During our tests, we realized that the prelude of the first adventure might have been a bit too long to maintain the player's attention. Fortunately, Anne's interpretive approach, which blends sung and declaimed voices within the same song, effectively energized the overall experience. To achieve this, we had to determine the most suitable vocal range because the sung voice is often higher than the spoken voice, and we wanted the transition between them needed to be as natural as possible.

To synchronize the singing with the visuals, we implemented a system that allowed Anne to sing in front of a screen displaying the game with reference points, similar to how it is done for film scores.

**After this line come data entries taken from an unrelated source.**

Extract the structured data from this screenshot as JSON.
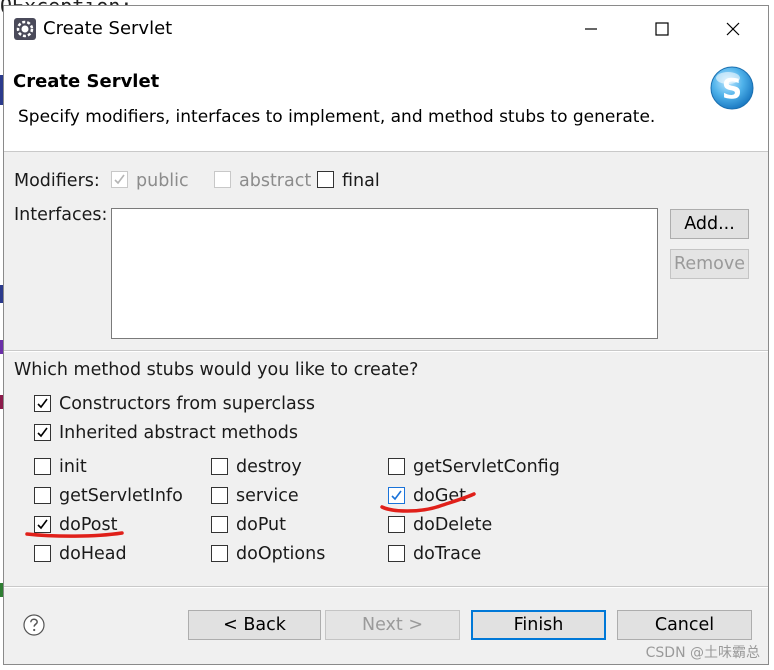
{
  "background": {
    "code_fragment": "OException;"
  },
  "titlebar": {
    "title": "Create Servlet",
    "app_icon": "gear-icon",
    "minimize": "minimize-icon",
    "maximize": "maximize-icon",
    "close": "close-icon"
  },
  "header": {
    "title": "Create Servlet",
    "description": "Specify modifiers, interfaces to implement, and method stubs to generate.",
    "logo_letter": "S"
  },
  "modifiers": {
    "label": "Modifiers:",
    "options": [
      {
        "label": "public",
        "checked": true,
        "enabled": false
      },
      {
        "label": "abstract",
        "checked": false,
        "enabled": false
      },
      {
        "label": "final",
        "checked": false,
        "enabled": true
      }
    ]
  },
  "interfaces": {
    "label": "Interfaces:",
    "add_label": "Add...",
    "remove_label": "Remove"
  },
  "stubs": {
    "question": "Which method stubs would you like to create?",
    "general": [
      {
        "label": "Constructors from superclass",
        "checked": true
      },
      {
        "label": "Inherited abstract methods",
        "checked": true
      }
    ],
    "methods": [
      {
        "label": "init",
        "checked": false
      },
      {
        "label": "destroy",
        "checked": false
      },
      {
        "label": "getServletConfig",
        "checked": false
      },
      {
        "label": "getServletInfo",
        "checked": false
      },
      {
        "label": "service",
        "checked": false
      },
      {
        "label": "doGet",
        "checked": true
      },
      {
        "label": "doPost",
        "checked": true
      },
      {
        "label": "doPut",
        "checked": false
      },
      {
        "label": "doDelete",
        "checked": false
      },
      {
        "label": "doHead",
        "checked": false
      },
      {
        "label": "doOptions",
        "checked": false
      },
      {
        "label": "doTrace",
        "checked": false
      }
    ]
  },
  "footer": {
    "help_icon": "help-icon",
    "back_label": "< Back",
    "next_label": "Next >",
    "finish_label": "Finish",
    "cancel_label": "Cancel"
  },
  "watermark": "CSDN @土味霸总",
  "colors": {
    "annotation_red": "#e0201a",
    "primary_border": "#0078d7",
    "check_blue": "#1a73d9"
  }
}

Anne Azéma singing in front of a screen showing images from the game, in a church.

Finally, to create interactive music, we had to break down the game's music into chunks, a common approach in game development, but a novelty for some musicians more accustomed to playing in concerts or classical recordings. Simultaneously, recording isolated musical passages facilitated transitions between different parts of the game's music through integration into the Wwise middleware.


The role of the singing narrator and her colleagues was to connect all these elements and turn them into a new musical narration of LoRT, a new performance. Despite these challenges, we succeeded in blending pre-existing medieval elements with contemporary texts and new musical components, all while preserving the original poetic and musical forms.



All this work leads to a truly beautiful and unique result, of which you can get a glimpse by clicking on the excerpt above. We hope that this brief overview of what fueled our passion shows just how special and unique LotRT is!